What To Know: News and Notes From the Upcoming Reds-Cubs Series

It’s finally Memorial Day Weekend, which is great time to take a moment and reflect on all those who were, when the Cubs were 2-7, adamant about waiting to pass judgement until the holiday weekend. It’s here, and you were right. Congrats to you. Conventional wisdom rules the day, once again. 

The Cincinnati Reds are in town for the final series in this 7-game homestand. The two teams played in Cincinnati a little over a week ago, and the Reds took two of three despite never winning a game by more than two runs. It’ll be Kyle Hendricks, Yu Darvish, and José Quintana on the mound for the Cubs, countered by Anthony DeSclafani, Tyler Mahle, and Tanner Roark for Cincinnati. Here’s what else to look out for: 

Schwarber’s Staying Put

It sounds like the Kyle Schwarber Leadoff Experiment isn’t going anywhere. He’s lead off for the Cubs in each of the last nine games (including Friday), and is hitting .267/.368/.567 with a .935 OPS over that span. He’s hit 2 of his 7 homers and drawn 6 of his 26 walks out of the leadoff spot. While it’s not his first rodeo, Cubs’ manager Joe Maddon talked pregame about how the team is more convinced that it’s the right fit now. 

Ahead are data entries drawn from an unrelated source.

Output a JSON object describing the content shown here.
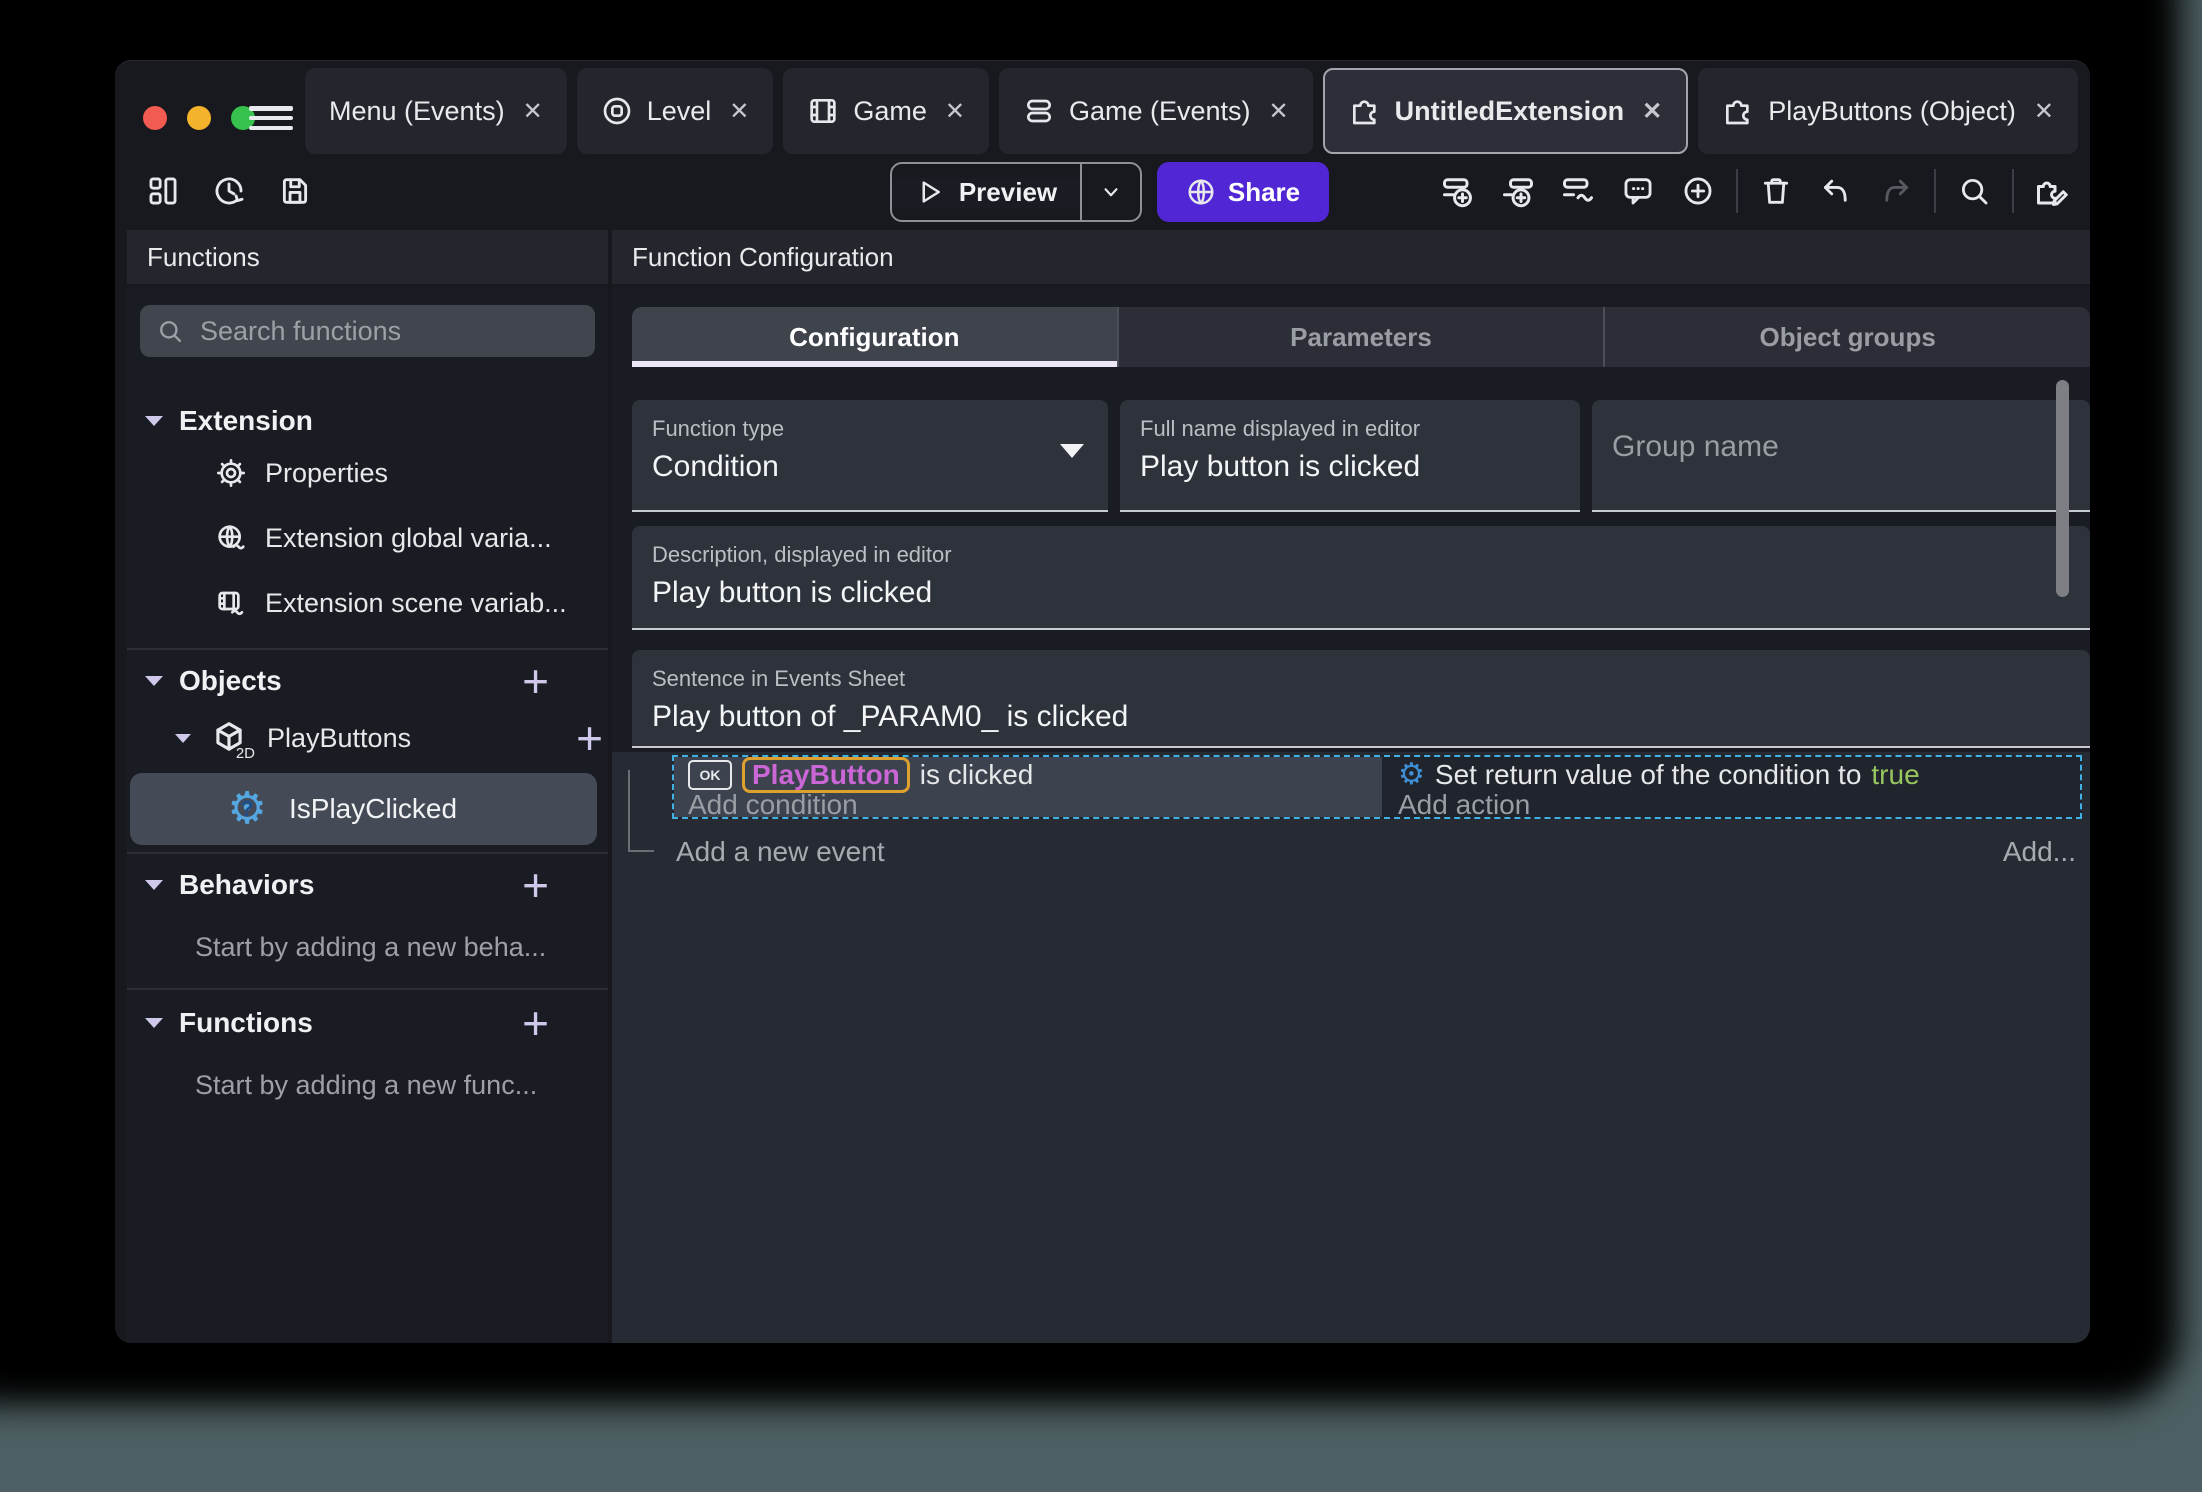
{
  "tabbar": {
    "close_glyph": "✕",
    "tabs": [
      {
        "label": "Menu (Events)"
      },
      {
        "label": "Level"
      },
      {
        "label": "Game"
      },
      {
        "label": "Game (Events)"
      },
      {
        "label": "UntitledExtension"
      },
      {
        "label": "PlayButtons (Object)"
      }
    ]
  },
  "toolbar": {
    "preview_label": "Preview",
    "share_label": "Share"
  },
  "sidebar": {
    "title": "Functions",
    "search_placeholder": "Search functions",
    "plus_glyph": "+",
    "extension": {
      "label": "Extension",
      "items": [
        "Properties",
        "Extension global varia...",
        "Extension scene variab..."
      ]
    },
    "objects": {
      "label": "Objects",
      "object_label": "PlayButtons",
      "badge_2d": "2D",
      "function_label": "IsPlayClicked"
    },
    "behaviors": {
      "label": "Behaviors",
      "empty": "Start by adding a new beha..."
    },
    "functions": {
      "label": "Functions",
      "empty": "Start by adding a new func..."
    }
  },
  "main": {
    "title": "Function Configuration",
    "tabs": [
      "Configuration",
      "Parameters",
      "Object groups"
    ],
    "fields": {
      "function_type": {
        "label": "Function type",
        "value": "Condition"
      },
      "full_name": {
        "label": "Full name displayed in editor",
        "value": "Play button is clicked"
      },
      "group_name": {
        "placeholder": "Group name"
      },
      "description": {
        "label": "Description, displayed in editor",
        "value": "Play button is clicked"
      },
      "sentence": {
        "label": "Sentence in Events Sheet",
        "value": "Play button of _PARAM0_ is clicked"
      }
    },
    "events": {
      "condition": {
        "icon_label": "OK",
        "object": "PlayButton",
        "text": "is clicked",
        "add": "Add condition"
      },
      "action": {
        "text_prefix": "Set return value of the condition to",
        "value": "true",
        "add": "Add action"
      },
      "add_new_event": "Add a new event",
      "add_more": "Add..."
    }
  },
  "colors": {
    "accent_purple": "#5126d4",
    "object_chip_text": "#cb66d6",
    "chip_highlight_border": "#dfa12e",
    "true_green": "#97c55f",
    "selection_dashed": "#41b1e4",
    "selected_row": "#454b56",
    "traffic_red": "#f25b51",
    "traffic_yellow": "#f3b32a",
    "traffic_green": "#36c24c"
  }
}
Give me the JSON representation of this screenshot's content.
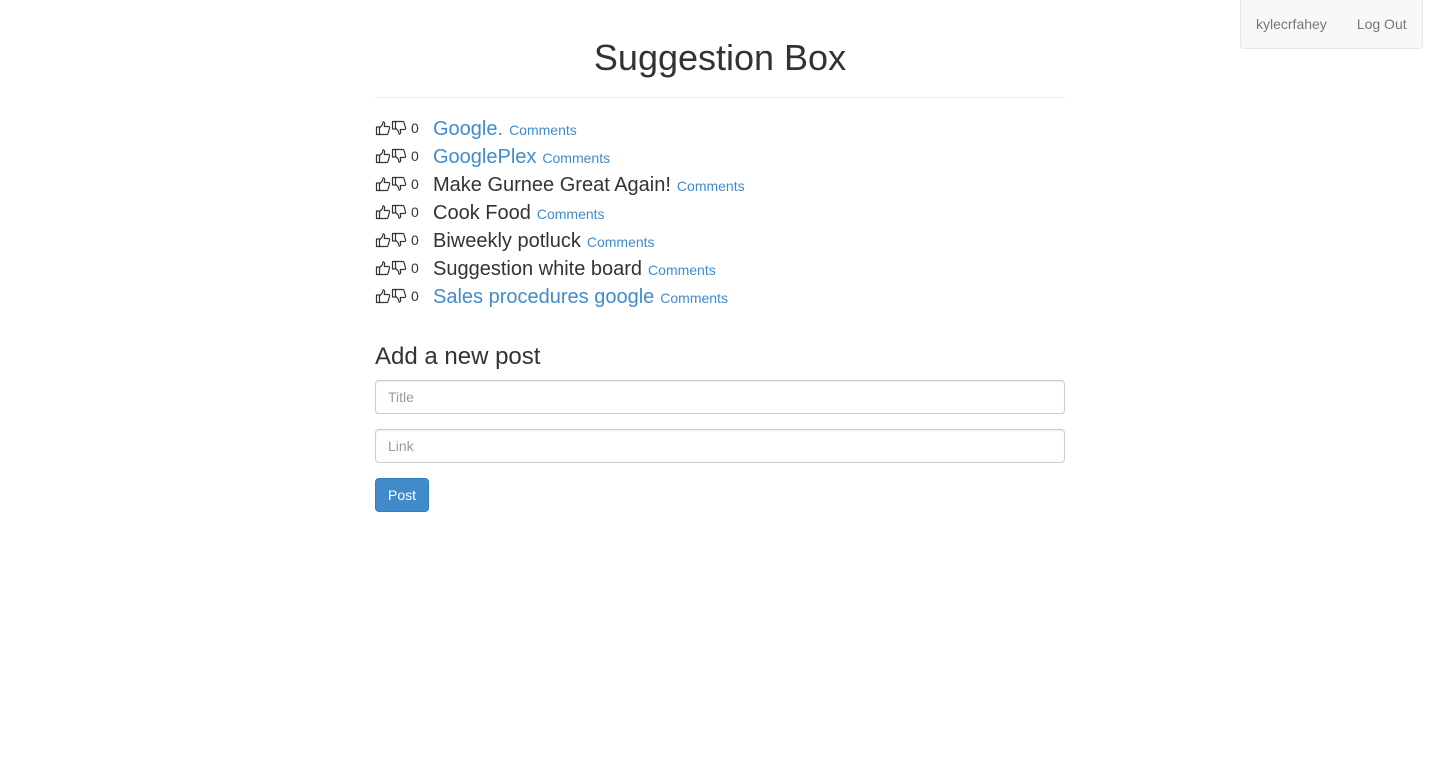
{
  "user_nav": {
    "username": "kylecrfahey",
    "logout_label": "Log Out"
  },
  "page": {
    "title": "Suggestion Box"
  },
  "posts": [
    {
      "votes": "0",
      "title": "Google.",
      "is_link": true,
      "comments_label": "Comments"
    },
    {
      "votes": "0",
      "title": "GooglePlex",
      "is_link": true,
      "comments_label": "Comments"
    },
    {
      "votes": "0",
      "title": "Make Gurnee Great Again!",
      "is_link": false,
      "comments_label": "Comments"
    },
    {
      "votes": "0",
      "title": "Cook Food",
      "is_link": false,
      "comments_label": "Comments"
    },
    {
      "votes": "0",
      "title": "Biweekly potluck",
      "is_link": false,
      "comments_label": "Comments"
    },
    {
      "votes": "0",
      "title": "Suggestion white board",
      "is_link": false,
      "comments_label": "Comments"
    },
    {
      "votes": "0",
      "title": "Sales procedures google",
      "is_link": true,
      "comments_label": "Comments"
    }
  ],
  "new_post_form": {
    "heading": "Add a new post",
    "title_placeholder": "Title",
    "link_placeholder": "Link",
    "submit_label": "Post"
  },
  "icons": {
    "upvote": "thumbs-up-icon",
    "downvote": "thumbs-down-icon"
  },
  "colors": {
    "link": "#428bca",
    "primary_button": "#428bca",
    "text": "#333333"
  }
}
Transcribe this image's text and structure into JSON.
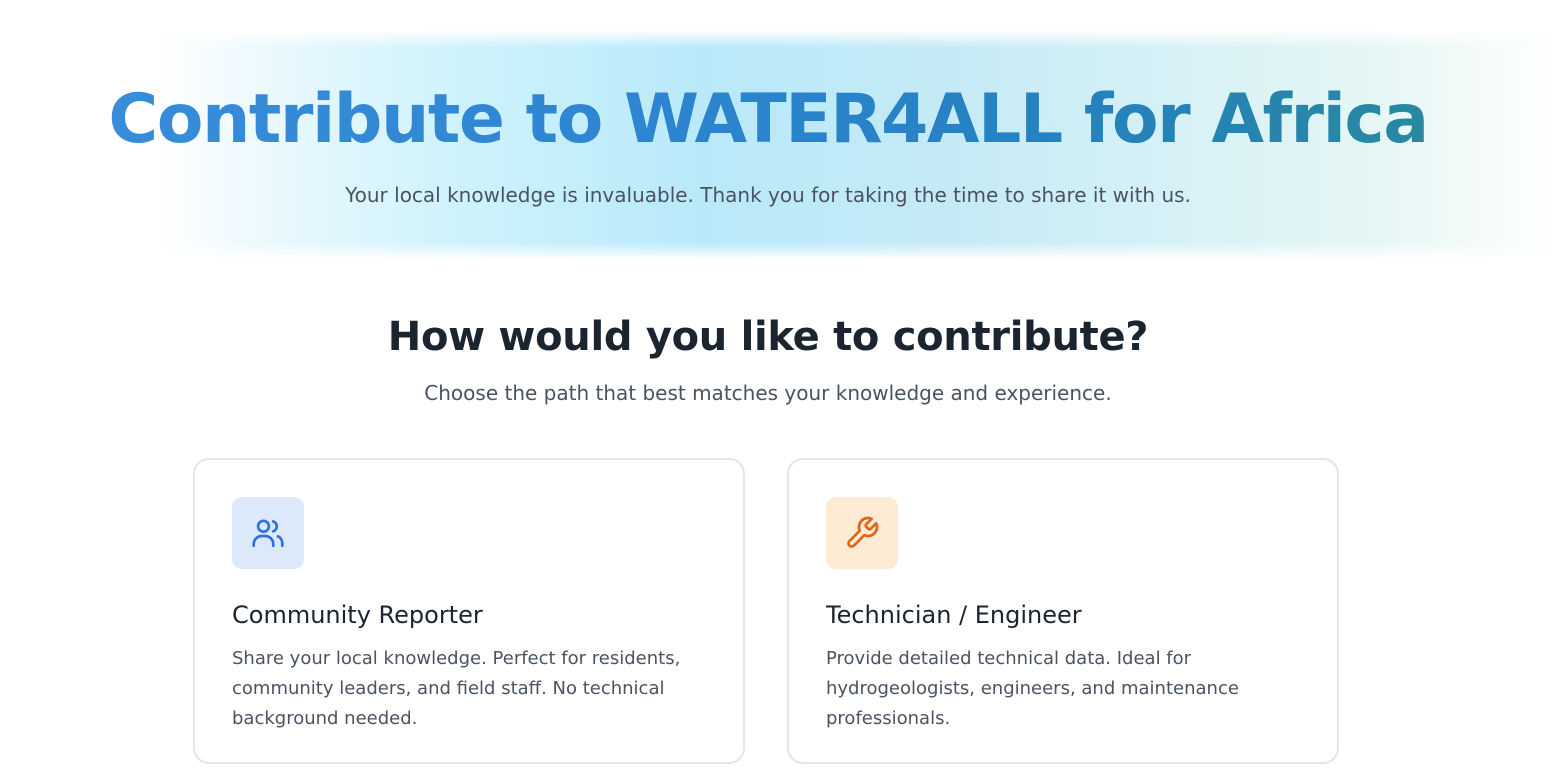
{
  "hero": {
    "title": "Contribute to WATER4ALL for Africa",
    "subtitle": "Your local knowledge is invaluable. Thank you for taking the time to share it with us."
  },
  "section": {
    "title": "How would you like to contribute?",
    "subtitle": "Choose the path that best matches your knowledge and experience."
  },
  "cards": [
    {
      "icon": "users-icon",
      "accent": "#2f6fde",
      "icon_bg": "#dce9fb",
      "title": "Community Reporter",
      "description": "Share your local knowledge. Perfect for residents, community leaders, and field staff. No technical background needed."
    },
    {
      "icon": "wrench-icon",
      "accent": "#e0661a",
      "icon_bg": "#fdebd3",
      "title": "Technician / Engineer",
      "description": "Provide detailed technical data. Ideal for hydrogeologists, engineers, and maintenance professionals."
    }
  ]
}
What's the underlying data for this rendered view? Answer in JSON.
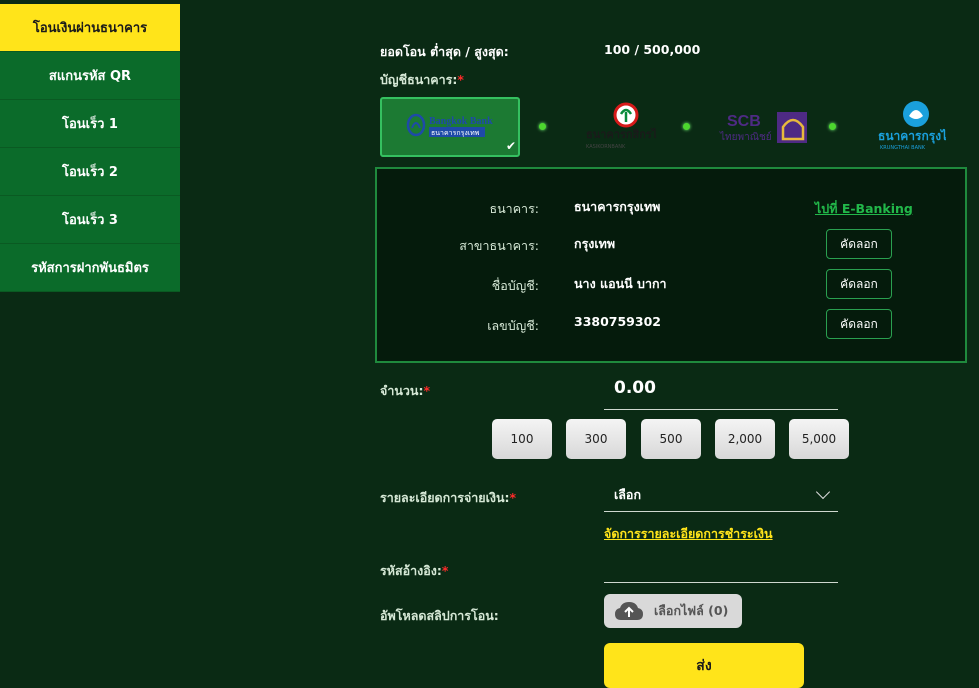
{
  "sidebar": {
    "items": [
      {
        "label": "โอนเงินผ่านธนาคาร",
        "active": true
      },
      {
        "label": "สแกนรหัส QR"
      },
      {
        "label": "โอนเร็ว 1"
      },
      {
        "label": "โอนเร็ว 2"
      },
      {
        "label": "โอนเร็ว 3"
      },
      {
        "label": "รหัสการฝากพันธมิตร"
      }
    ]
  },
  "limits": {
    "label": "ยอดโอน ต่ำสุด / สูงสุด:",
    "value": "100 / 500,000"
  },
  "bank_account": {
    "label": "บัญชีธนาคาร:",
    "required_mark": "*",
    "banks": [
      {
        "name": "Bangkok Bank",
        "sub": "ธนาคารกรุงเทพ",
        "selected": true,
        "color": "#1e4aa8"
      },
      {
        "name": "ธนาคารกสิกรไทย",
        "sub": "KASIKORNBANK",
        "color": "#0a8a3a"
      },
      {
        "name": "SCB",
        "sub": "ไทยพาณิชย์",
        "color": "#4e2a84"
      },
      {
        "name": "ธนาคารกรุงไทย",
        "sub": "KRUNGTHAI BANK",
        "color": "#1aa0dc"
      }
    ]
  },
  "account_details": {
    "ebanking_link": "ไปที่ E-Banking",
    "copy_label": "คัดลอก",
    "rows": [
      {
        "label": "ธนาคาร:",
        "value": "ธนาคารกรุงเทพ"
      },
      {
        "label": "สาขาธนาคาร:",
        "value": "กรุงเทพ"
      },
      {
        "label": "ชื่อบัญชี:",
        "value": "นาง แอนนี บากา"
      },
      {
        "label": "เลขบัญชี:",
        "value": "3380759302"
      }
    ]
  },
  "amount": {
    "label": "จำนวน:",
    "value": "0.00",
    "quick_amounts": [
      "100",
      "300",
      "500",
      "2,000",
      "5,000"
    ]
  },
  "payment_detail": {
    "label": "รายละเอียดการจ่ายเงิน:",
    "selected": "เลือก",
    "manage_link": "จัดการรายละเอียดการชำระเงิน"
  },
  "reference": {
    "label": "รหัสอ้างอิง:",
    "value": ""
  },
  "upload": {
    "label": "อัพโหลดสลิปการโอน:",
    "button": "เลือกไฟล์ (0)"
  },
  "submit": {
    "label": "ส่ง"
  },
  "colors": {
    "accent": "#ffe41a",
    "background": "#0a2a14",
    "sidebar": "#0b6b2a",
    "required": "#ff2a2a"
  }
}
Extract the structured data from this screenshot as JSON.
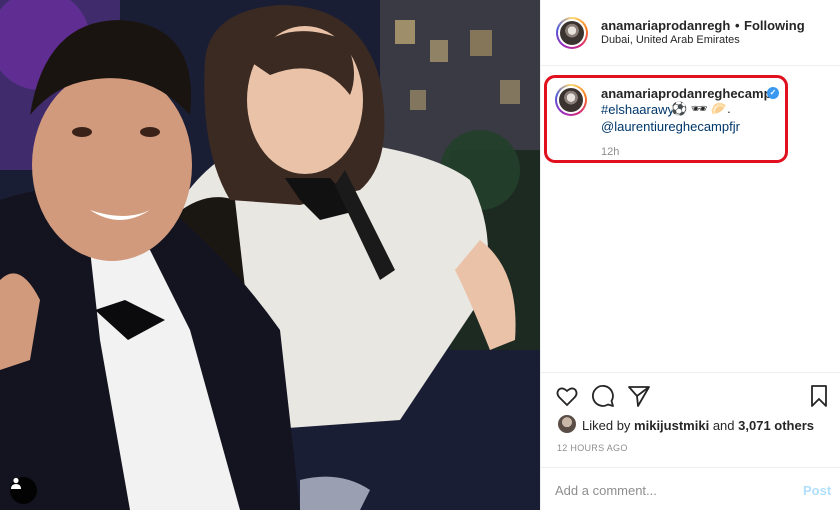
{
  "post": {
    "username": "anamariaprodanreghec",
    "follow_separator": "•",
    "follow_label": "Following",
    "location": "Dubai, United Arab Emirates",
    "more_icon": "more-horizontal-icon"
  },
  "caption": {
    "username": "anamariaprodanreghecampf",
    "verified": true,
    "hashtag": "#elshaarawy",
    "emojis": "⚽ 🕶 🥟.",
    "mention": "@laurentiureghecampfjr",
    "time": "12h"
  },
  "actions": {
    "icons": [
      "heart-icon",
      "comment-icon",
      "share-icon",
      "bookmark-icon"
    ],
    "liked_by_prefix": "Liked by",
    "liked_by_user": "mikijustmiki",
    "and": "and",
    "others": "3,071 others",
    "posted_ago": "12 HOURS AGO"
  },
  "comment_box": {
    "placeholder": "Add a comment...",
    "post_label": "Post"
  },
  "colors": {
    "highlight": "#e0101f",
    "link": "#00376b",
    "verified": "#3897f0",
    "post_disabled": "#b2dffc"
  }
}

“It’s one of those things where you have to believe it to see it,” he said. “And sometimes there’s folks that have to see it to believe it. I just thought it was the right time. Again, I liked it back then -- I did -- however he did not react to it well in that moment. But if you look at his overall abilities  as they stand right now, for me, that’s the perfect spot for him.” 

Cincinnati’s Record: a Reds Herring?

The Reds enter this weekend’s series as the last-place team in the NL Central, and owners of the 5th-worst record (22-27) in the NL. What’s interesting, though, is that they also have the 2nd-best run differential (+25) in the division, which also happens to be the 4th best in the NL. According to Baseball Reference, their actual record is *five* wins lower than it should actually be. 

“We’re playing a team right now that’s record is not good, but they are really good,” Maddon said. “I have a lot of respect for this group.”

The Reds have had some of the best pitching of any team in baseball through the first 40+ games. Going into the long weekend, they rank:

2nd in FIP (3.47)
3rd in ERA (3.50)
5th in K/BB% (17.6)
7th in WHIP (1.23)
4th in HR/FB (12.4% - especially impressive given how homer heavy Great American Ballpark is.) 

Miscellaneous News and Notes

The Cubs called up James Norwood before Friday’s game. He briefly pitched for the Cubs last season, making 11 appearances to the tune of a 4.09 ERA. This season, over 20 innings in Triple-A Iowa, Norwood is holding batters to a .206 average while posting an impressive K/BB of 22.5%. The corresponding move was optioning Rowan Wick back to Triple-A. There’s also been no update on the status of Ben Zobrist, who remains away from the team on a personal absence.